Il s’appelait Tahar Khalli, mais l’Algérie le connaissait sous le nom de Karim Tahar — le « Tino Rossi kabyle ». Mort à Alger le 10 octobre 2025, à l’âge de 94 ans, ce chanteur trilingue, boxeur professionnel, moudjahid et arbitre international laisse derrière lui une œuvre fondatrice que l’histoire culturelle algérienne n’a jamais vraiment célébrée.

Le vendredi 10 octobre 2025, après la salat El Djoumoua, un homme de 94 ans a été inhumé au cimetière de Garidi, à Alger, dans une discrétion qui dit beaucoup sur l’Algérie et sa mémoire artistique. Tahar Khalli, dit Karim Tahar, venait de s’éteindre à son domicile du boulevard Bougara, dans la Résidence Le Pacha. Il était, selon l’hommage publié par Le Matin d’Algérie le jour même, le doyen des artistes kabyles — et l’un des hommes les plus extraordinaires qu’ait produits la culture algérienne du XXe siècle. Son nom, pourtant, n’était familier qu’à une poignée de connaisseurs.

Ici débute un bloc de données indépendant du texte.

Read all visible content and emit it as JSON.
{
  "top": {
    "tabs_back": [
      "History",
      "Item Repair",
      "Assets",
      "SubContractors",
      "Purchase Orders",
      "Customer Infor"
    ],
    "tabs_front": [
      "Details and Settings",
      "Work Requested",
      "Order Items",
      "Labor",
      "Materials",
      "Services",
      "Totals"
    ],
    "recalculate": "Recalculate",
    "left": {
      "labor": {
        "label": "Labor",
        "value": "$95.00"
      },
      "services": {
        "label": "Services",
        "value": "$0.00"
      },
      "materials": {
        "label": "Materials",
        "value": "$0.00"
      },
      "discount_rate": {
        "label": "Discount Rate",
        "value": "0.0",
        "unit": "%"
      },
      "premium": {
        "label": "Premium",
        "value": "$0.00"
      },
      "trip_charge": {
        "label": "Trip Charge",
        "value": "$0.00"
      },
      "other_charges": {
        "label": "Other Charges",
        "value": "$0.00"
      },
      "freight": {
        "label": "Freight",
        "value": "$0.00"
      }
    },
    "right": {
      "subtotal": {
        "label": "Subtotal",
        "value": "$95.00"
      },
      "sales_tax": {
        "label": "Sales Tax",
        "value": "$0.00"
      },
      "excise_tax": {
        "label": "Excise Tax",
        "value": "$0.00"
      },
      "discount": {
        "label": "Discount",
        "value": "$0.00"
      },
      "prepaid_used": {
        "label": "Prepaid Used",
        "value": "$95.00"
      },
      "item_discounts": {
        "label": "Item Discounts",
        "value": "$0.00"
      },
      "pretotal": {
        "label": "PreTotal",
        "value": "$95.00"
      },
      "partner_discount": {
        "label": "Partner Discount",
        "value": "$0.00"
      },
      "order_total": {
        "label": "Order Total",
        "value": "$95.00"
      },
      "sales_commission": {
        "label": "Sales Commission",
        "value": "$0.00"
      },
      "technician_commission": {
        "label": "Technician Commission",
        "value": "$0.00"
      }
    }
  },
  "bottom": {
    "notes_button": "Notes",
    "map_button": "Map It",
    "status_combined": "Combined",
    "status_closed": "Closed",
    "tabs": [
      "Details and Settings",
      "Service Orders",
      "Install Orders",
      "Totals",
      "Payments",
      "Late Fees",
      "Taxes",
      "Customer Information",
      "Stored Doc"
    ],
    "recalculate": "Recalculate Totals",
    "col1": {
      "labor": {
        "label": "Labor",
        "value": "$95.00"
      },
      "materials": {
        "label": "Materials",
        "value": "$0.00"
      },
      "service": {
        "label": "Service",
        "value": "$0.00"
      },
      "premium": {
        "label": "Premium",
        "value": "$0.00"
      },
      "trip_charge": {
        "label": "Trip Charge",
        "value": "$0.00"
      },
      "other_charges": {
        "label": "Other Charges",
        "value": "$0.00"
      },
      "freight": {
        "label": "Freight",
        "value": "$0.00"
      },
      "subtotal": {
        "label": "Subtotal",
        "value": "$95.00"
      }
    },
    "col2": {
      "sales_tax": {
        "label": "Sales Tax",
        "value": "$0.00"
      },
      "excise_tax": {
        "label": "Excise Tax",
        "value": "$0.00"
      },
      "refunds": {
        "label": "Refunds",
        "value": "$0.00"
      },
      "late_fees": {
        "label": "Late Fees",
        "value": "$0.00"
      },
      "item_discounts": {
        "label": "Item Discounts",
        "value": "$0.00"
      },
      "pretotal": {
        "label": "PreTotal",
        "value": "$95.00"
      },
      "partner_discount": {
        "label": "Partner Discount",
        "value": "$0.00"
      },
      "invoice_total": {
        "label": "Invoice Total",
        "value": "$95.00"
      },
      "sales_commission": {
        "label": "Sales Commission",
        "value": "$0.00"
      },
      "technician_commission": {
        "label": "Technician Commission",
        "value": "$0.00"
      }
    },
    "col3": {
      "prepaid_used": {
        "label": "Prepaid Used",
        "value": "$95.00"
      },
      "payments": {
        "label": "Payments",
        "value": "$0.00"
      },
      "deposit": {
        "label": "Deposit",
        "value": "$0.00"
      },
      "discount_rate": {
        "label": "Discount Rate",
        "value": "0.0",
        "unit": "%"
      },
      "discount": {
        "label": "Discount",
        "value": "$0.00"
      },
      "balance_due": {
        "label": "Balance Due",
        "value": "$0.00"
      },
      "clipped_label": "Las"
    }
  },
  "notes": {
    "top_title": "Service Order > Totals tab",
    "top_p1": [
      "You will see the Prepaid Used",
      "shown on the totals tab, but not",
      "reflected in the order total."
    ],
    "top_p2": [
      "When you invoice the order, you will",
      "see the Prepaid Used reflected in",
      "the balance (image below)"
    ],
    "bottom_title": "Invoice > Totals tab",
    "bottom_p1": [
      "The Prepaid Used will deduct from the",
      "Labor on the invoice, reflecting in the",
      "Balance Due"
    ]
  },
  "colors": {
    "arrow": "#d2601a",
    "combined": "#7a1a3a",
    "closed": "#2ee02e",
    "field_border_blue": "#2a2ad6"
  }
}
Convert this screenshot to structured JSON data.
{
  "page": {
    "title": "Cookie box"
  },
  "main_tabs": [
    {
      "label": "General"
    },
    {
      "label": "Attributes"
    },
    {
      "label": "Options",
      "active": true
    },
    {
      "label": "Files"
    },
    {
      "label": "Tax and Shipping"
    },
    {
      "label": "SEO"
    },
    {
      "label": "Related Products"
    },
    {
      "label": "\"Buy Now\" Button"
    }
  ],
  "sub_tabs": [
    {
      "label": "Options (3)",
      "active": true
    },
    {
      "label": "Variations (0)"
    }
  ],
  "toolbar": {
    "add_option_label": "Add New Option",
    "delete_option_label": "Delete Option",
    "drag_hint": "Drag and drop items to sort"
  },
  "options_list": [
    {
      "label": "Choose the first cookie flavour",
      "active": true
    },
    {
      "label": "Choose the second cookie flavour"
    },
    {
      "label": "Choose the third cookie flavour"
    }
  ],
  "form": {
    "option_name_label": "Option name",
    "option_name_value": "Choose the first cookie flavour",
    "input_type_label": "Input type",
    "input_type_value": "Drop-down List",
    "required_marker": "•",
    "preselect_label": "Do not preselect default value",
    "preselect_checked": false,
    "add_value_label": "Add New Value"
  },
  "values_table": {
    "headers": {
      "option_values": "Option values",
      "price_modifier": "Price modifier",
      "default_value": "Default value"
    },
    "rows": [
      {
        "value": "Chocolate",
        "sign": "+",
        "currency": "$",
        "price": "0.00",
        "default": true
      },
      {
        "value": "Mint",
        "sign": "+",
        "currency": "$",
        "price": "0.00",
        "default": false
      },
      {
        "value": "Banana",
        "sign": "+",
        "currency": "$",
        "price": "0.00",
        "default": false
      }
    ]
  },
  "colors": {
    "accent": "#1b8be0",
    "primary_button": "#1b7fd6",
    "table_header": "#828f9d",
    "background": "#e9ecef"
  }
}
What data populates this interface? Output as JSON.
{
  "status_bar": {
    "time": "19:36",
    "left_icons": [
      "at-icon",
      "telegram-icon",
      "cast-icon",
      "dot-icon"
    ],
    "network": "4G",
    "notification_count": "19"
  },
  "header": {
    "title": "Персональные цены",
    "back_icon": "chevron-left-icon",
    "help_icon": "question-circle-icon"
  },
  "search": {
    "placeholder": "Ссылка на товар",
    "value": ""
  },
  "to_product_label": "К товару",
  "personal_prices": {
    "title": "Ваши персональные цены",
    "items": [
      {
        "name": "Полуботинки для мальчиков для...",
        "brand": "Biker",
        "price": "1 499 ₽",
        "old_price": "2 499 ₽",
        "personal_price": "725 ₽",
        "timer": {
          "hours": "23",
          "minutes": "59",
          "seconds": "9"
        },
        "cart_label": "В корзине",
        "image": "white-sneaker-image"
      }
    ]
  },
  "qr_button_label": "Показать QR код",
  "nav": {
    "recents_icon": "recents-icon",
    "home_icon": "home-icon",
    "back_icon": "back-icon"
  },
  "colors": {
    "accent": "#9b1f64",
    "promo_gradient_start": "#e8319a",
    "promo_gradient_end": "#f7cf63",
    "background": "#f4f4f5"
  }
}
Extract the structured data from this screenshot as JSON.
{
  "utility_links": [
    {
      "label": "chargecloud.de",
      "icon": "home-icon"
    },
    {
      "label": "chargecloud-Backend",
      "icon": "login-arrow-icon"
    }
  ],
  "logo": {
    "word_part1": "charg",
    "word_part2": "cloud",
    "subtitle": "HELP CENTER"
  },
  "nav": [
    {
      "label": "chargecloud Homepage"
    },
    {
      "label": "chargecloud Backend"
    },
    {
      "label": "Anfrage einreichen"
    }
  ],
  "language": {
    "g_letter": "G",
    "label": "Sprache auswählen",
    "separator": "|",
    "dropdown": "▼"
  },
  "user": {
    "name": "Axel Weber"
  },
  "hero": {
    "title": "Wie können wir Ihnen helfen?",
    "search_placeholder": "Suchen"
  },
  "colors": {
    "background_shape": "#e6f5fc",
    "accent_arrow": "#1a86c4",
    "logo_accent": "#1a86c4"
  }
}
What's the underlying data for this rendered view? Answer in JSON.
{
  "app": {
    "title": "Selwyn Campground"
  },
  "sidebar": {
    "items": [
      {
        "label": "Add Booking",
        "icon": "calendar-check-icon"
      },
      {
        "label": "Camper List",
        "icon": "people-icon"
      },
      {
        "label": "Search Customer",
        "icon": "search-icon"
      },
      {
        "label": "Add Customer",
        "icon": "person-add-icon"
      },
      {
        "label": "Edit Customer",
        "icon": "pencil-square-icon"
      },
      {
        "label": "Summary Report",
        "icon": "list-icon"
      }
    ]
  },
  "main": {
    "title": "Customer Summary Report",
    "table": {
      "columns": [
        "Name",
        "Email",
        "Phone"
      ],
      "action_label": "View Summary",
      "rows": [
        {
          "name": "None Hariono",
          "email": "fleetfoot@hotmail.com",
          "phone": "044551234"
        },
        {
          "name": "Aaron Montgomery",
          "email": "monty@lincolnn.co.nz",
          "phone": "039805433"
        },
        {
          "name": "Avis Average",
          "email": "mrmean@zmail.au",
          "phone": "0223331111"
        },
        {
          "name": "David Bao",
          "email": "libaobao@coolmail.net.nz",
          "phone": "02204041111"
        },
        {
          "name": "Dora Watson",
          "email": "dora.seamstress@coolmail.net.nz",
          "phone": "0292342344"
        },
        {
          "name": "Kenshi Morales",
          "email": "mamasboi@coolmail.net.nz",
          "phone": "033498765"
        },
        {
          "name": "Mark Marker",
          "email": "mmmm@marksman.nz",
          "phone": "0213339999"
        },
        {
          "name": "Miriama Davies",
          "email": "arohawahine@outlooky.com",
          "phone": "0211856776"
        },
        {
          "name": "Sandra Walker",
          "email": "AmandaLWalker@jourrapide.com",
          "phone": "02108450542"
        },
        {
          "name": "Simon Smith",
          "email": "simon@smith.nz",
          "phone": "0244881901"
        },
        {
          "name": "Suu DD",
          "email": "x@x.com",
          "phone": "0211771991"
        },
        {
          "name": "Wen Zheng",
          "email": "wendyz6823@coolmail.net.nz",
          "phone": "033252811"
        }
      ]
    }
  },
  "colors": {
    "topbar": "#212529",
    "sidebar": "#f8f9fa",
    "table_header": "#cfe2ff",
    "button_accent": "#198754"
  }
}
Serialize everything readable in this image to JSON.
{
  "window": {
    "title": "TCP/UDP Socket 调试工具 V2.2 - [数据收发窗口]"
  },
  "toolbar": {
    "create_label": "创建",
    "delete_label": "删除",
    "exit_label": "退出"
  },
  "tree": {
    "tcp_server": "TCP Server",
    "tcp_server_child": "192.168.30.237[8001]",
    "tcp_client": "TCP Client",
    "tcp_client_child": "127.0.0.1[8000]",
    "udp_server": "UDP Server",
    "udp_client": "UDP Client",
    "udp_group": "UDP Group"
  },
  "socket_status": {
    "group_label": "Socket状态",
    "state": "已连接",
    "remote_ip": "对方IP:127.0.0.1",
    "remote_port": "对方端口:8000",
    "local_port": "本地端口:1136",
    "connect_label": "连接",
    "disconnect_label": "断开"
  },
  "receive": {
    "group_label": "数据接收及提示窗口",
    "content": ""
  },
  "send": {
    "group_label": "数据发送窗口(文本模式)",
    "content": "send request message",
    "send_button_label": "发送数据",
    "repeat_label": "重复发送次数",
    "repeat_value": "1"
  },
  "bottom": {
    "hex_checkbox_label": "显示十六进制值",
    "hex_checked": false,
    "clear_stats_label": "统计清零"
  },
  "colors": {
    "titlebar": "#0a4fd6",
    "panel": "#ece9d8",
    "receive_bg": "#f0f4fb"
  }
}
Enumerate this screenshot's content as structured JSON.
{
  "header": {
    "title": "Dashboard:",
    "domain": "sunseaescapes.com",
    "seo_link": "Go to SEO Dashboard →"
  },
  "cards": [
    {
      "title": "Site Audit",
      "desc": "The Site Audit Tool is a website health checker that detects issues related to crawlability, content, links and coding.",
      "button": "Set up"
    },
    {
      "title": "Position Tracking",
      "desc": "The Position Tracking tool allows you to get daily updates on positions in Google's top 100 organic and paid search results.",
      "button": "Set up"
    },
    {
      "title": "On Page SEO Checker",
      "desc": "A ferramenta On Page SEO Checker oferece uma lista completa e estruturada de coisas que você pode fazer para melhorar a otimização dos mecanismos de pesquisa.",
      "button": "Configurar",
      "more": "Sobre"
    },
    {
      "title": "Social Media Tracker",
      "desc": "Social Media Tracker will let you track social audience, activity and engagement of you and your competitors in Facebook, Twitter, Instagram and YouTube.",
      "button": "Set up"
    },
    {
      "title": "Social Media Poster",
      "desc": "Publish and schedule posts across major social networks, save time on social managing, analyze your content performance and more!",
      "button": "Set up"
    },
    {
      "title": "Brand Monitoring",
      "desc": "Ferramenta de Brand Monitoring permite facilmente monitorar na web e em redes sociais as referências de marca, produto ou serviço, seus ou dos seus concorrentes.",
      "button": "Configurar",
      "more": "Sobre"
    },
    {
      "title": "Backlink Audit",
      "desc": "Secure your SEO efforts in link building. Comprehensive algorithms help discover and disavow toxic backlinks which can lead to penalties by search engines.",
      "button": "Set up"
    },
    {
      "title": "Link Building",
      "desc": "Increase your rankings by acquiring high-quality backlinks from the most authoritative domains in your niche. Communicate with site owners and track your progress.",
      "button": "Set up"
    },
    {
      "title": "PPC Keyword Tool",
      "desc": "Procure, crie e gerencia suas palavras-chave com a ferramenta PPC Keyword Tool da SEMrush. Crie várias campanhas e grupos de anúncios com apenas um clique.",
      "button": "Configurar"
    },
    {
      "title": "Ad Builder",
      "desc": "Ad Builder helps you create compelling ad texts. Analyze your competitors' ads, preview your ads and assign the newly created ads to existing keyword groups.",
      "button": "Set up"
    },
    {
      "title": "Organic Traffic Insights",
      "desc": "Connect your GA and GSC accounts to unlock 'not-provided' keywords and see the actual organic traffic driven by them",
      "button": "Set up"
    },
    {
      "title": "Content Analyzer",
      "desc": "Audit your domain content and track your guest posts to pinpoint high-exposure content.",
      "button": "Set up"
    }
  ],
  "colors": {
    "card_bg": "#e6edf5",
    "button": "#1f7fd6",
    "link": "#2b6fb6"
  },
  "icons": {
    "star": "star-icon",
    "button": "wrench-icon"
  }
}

Le révolutionnaire de 16 ans

Né le 17 octobre 1931 à El-Flay, dans la daïra de Sidi-Aïch, en wilaya de Béjaïa, Karim Tahar rejoint Alger dès l’enfance et grandit à Bab El Oued, dans l’atmosphère métissée d’une ville coloniale où les musiques du monde se croisent. C’est cette curiosité précoce pour les rythmes étrangers qui va, à 16 ans à peine, le pousser à faire ce que personne n’avait osé : introduire la modernité dans la chanson kabyle. En 1947, dans les studios de la radio kabyle de la rue Berthezène à Alger, il compose et enregistre son premier titre, « Itij Madicreq ». Il y intègre des instruments totalement inconnus de la rythmique kabyle — le saxophone, le trombone, les trompettes bouchées, le bandonéon argentin et la basse africaine — selon la documentation détaillée réunie par la base de données culturelle Africultures.

La réaction des gardiens de la tradition ne tarde pas. Selon le témoignage de l’artiste rapporté par Le Jeune Indépendant, le musicien conservateur Cheikh Nourredine fait irruption dans le studio, ivre de colère : « C’est quoi ce charivari insultant la chanson kabyle ? » Il repart seul. Ce que révèle cet épisode, c’est avant tout l’audace structurelle d’un artiste qui, à l’âge où d’autres apprennent encore les fondamentaux, refondait les bases d’un genre entier. À rebours du folklorisme dominant dans le monde arabe de l’époque, Karim Tahar emprunte la rumba, le boléro, le flamenco et la valse pour les injecter dans le kabyle. Les musicologues qui ont étudié la trajectoire de la chanson kabyle moderne, dont les travaux publiés sur la plateforme ASJP en 2024, reconnaissent dans cette démarche le premier acte de la modernisation musicale algérienne.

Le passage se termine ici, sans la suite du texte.